Os analistas cortaram também os prognósticos para a taxa de juro Selic, depois de o Banco Central ter feito na semana passada a maior redução desde novembro de 2003, e para a inflação de 2009.
A previsão para o avanço do Produto Interno Bruto (PIB) em 2009 caiu de 1,20% na semana anterior para 0,59%, o que seria o menor crescimento desde 1999. O cenário para 2010 permaneceu em 3,50%.
Nas duas últimas semanas, o mercado recebeu os números de produção industrial do país em janeiro bem abaixo do esperado e uma contração maior que a previsão do PIB no quarto trimestre de 2008.
A estimativa do mercado para a produção industrial deste ano foi reduzida de queda de 0,04% na semana anterior, para recuo de 1,59% nesta. O setor deve recuperar-se em 2010, com crescimento de 4%, segundo o Focus.

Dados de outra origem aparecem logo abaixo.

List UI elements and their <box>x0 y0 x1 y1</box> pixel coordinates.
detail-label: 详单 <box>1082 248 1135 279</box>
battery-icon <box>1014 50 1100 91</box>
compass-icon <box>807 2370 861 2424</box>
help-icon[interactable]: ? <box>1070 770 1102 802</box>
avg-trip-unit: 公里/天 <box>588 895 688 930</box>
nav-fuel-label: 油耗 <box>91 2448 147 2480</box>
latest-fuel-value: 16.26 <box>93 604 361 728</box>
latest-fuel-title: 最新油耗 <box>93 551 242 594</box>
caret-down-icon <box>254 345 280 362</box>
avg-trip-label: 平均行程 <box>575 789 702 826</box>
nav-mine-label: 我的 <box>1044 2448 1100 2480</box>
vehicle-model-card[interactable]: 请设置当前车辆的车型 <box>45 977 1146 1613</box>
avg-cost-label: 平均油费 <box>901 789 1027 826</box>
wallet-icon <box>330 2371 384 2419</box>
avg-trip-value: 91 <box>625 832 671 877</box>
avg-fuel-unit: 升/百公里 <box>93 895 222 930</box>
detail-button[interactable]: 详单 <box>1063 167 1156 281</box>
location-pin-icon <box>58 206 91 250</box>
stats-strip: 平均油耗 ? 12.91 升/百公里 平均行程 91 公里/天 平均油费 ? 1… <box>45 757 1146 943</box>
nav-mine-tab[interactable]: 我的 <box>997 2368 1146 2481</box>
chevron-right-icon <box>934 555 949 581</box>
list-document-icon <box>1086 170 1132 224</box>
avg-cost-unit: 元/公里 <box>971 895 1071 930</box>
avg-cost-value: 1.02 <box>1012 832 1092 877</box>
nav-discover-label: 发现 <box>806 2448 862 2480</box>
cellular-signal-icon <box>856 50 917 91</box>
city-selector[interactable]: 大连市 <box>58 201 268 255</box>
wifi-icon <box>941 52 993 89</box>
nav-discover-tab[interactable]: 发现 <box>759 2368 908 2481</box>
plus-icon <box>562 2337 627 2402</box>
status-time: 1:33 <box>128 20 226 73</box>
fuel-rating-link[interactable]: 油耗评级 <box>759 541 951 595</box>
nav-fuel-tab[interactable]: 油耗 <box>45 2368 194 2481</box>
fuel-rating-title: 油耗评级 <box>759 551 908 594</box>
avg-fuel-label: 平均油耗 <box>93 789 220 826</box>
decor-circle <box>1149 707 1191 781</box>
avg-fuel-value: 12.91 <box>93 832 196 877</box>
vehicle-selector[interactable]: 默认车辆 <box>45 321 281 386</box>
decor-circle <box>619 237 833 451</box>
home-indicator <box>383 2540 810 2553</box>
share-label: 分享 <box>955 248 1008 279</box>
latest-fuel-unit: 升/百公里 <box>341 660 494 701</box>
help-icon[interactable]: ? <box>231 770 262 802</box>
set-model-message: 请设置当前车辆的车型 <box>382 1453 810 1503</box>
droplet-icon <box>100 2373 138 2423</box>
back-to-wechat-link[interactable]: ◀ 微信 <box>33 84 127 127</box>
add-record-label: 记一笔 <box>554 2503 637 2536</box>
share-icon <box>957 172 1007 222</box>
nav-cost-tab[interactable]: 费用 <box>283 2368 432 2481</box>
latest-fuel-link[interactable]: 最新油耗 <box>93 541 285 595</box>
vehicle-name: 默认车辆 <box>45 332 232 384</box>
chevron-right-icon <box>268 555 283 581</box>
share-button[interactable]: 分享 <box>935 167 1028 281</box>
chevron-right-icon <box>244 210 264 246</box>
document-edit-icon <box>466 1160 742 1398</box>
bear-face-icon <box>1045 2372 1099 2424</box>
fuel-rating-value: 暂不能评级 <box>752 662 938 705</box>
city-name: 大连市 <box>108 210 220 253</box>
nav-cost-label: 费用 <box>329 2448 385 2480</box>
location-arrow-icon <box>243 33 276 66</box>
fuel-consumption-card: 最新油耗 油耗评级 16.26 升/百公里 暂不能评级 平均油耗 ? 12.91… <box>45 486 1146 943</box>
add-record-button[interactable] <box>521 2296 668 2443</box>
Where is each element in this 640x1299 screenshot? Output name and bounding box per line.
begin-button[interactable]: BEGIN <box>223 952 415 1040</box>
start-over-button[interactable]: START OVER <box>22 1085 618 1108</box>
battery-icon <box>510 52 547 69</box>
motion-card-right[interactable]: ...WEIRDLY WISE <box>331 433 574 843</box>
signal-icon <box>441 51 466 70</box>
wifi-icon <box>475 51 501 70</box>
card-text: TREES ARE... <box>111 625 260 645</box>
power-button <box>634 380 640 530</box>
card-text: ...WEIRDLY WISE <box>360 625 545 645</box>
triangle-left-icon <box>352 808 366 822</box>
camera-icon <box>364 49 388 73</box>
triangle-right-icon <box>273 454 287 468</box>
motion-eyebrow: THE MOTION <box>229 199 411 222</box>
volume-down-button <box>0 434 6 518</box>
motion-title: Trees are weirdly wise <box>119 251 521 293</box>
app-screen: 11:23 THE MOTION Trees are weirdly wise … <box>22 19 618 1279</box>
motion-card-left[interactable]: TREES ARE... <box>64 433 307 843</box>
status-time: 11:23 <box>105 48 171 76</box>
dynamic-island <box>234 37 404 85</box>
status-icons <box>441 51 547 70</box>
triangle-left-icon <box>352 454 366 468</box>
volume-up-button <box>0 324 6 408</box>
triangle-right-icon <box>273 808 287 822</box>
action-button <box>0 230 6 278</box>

O prognóstico para a Selic caiu de 10,25% para 9,75% tanto para este ano como para o próximo.
O mercado também reduziu visão para a Selic na reunião de abril do Comitê de Política Monetária (Copom), de 11% na semana anterior para 10,25% agora.
Na reunião deste mês, o Copom decidiu por cortar a Selic em 1,50 ponto percentual, a 11,25% ao ano.
A estimativa para a alta do Índice Nacional de Preços ao Consumidor Amplo (IPCA) deste ano caiu de 4,57% para 4,52%, enquanto para 2010 ficou estável em 4,50%.
O prognóstico para o câmbio no fim deste ano permaneceu em R$ 2,30, enquanto para o fim de 2010 passou de R$ 2,28 para R$ 2,30.
A estimativa para o superávit da balança comercial foi mantido em US$ 13 bilhões para este ano e para o próximo.